As a potential direct evolution of the BeamShip architecture employed with interorbital transorbital spacecraft of the Asgard phase, this is one of the most likely forms of surface shuttle lander employed in the later Avalon phase, offering the prospect of simple and versatile manned vehicles. Typical designs would employ a simple squat cylindrical or truncated conic space frame shape with a lower landing ring on shock absorbing struts directly derived from interorbital transit BeamShip designs and which could support many variations of manned and unmanned use with the same components families. This is also a likely non-reusable launch vehicle form for on-surface production.

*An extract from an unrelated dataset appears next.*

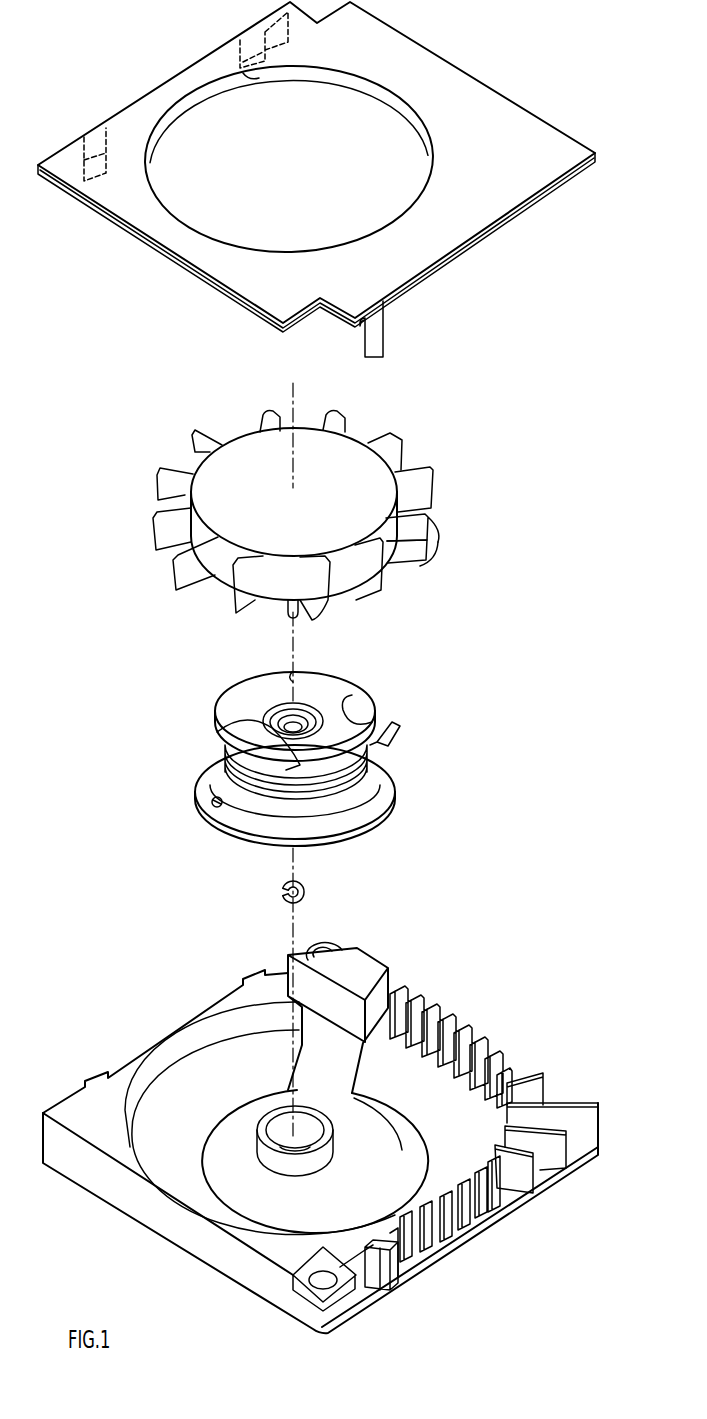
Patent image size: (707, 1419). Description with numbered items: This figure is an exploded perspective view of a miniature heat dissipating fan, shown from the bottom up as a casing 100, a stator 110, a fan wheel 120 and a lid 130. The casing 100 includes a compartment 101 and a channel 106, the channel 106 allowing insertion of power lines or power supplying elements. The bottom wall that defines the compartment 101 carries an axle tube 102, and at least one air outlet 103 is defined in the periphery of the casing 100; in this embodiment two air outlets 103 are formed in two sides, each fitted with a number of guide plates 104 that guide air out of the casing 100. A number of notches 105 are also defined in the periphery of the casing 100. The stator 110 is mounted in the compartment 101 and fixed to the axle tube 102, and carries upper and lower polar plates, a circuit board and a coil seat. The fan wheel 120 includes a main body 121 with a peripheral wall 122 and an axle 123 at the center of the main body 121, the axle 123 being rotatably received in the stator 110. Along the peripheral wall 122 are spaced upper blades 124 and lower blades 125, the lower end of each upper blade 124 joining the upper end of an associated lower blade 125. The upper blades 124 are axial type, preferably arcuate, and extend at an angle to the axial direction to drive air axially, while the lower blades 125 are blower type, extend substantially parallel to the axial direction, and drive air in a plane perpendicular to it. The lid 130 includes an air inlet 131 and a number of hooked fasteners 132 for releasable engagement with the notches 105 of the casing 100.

Hulled landers are vehicles most familiar to fans of science fiction and 20th century space futurist media. They are based on streamlined monocoque hull systems typical of conventional terrestrial-launched rockets and would likely be employed where a manned lander is launched whole from Earth and relying on in-space refueling at multiple points between destinations –a less likely prospect given any comprehensive industrial capability on-orbit in the Asgard phase- and designed to be reusable. Formed as a whole contiguous unit or a set of conformal modules in a single overall cylindrical, spherical, or conical form, they may employ integral or disposable heat shielding if necessary and deployable landing gear. In effect, they are analogous to VTOL SSTO terrestrial reusable launch vehicle designs and would be comparable in sophistication. Such vehicles are likely to be used exclusively for human transit and, in general, would be costly and elaborate to develop and fabricate. Ballistic entry and fully vertical landing will most definitely be the most comfortable mode of surface passenger transit and these types of vehicles may become the standard for such routine traffic. However, as current monocoque fabrication methods are supplanted by monolithic fabrication using ‘fabber’ systems and later nanoassembly, this form of vehicle may become more common, since these fabrication techniques favor a less modular, more monolithic, structural design. The advent of NanoFoam, perhaps in the Solaria phase, is likely to see a general adoption of monolithic spherical and ovoid forms in most spacecraft as a result of the tendency toward organic shapes given the differing efficiencies of self-assembling systems. Such streamlining, of course, would have little purpose outside of an atmosphere and at low velocities and would, instead, be a consequence of the fabrication process.

Lifting body landers are a variation of hulled landers that would likely see most use beyond Earth in the Mars environment. They employ conical shapes modified into an aerodynamic form intended to allow a low angle entry trajectory relying on aerodynamic lift for deceleration before employing an aerodynamic stall maneuver and switching to a reverse orientation for vertical landing. This is an elaborate mode of entry flight but actually simplifies vehicle design by allowing for passive shielding of propulsion systems from aerodynamic heating without the need for disposable entry shields. It is also not exclusive to purely monocoque structures and could be adopted by space frame based landers equipped with a partial or whole retrofit aeroform shell based largely on a foam material structure. Thus this is a very likely prospect for Mars-specific variants of the simple Lunar space frame based surface shuttle systems, allowing for a design like the one noted above but based on a conical space frame shape with light removable retrofit aeroform/heat shield panels and the same simple vertical landing ring.

It is likely that the history of Avalon surface settlement development will likely see a great deal of experimentation with different rough and soft lander systems before particular systems become standardized. Early on, rough lander use will most surely dominate the supply of telerobotic outposts as the most cost-effective approach. But as surface settlements grow, propulsion technology improves, and the role of transport shifts from supplies to human traffic soft landers will likely supplant their earlier rough lander use. These, in turn, will shift progressively from non-reusable, to partly reusable, and eventually fully reusable vehicles in progressively greater sophistication and passenger comfort.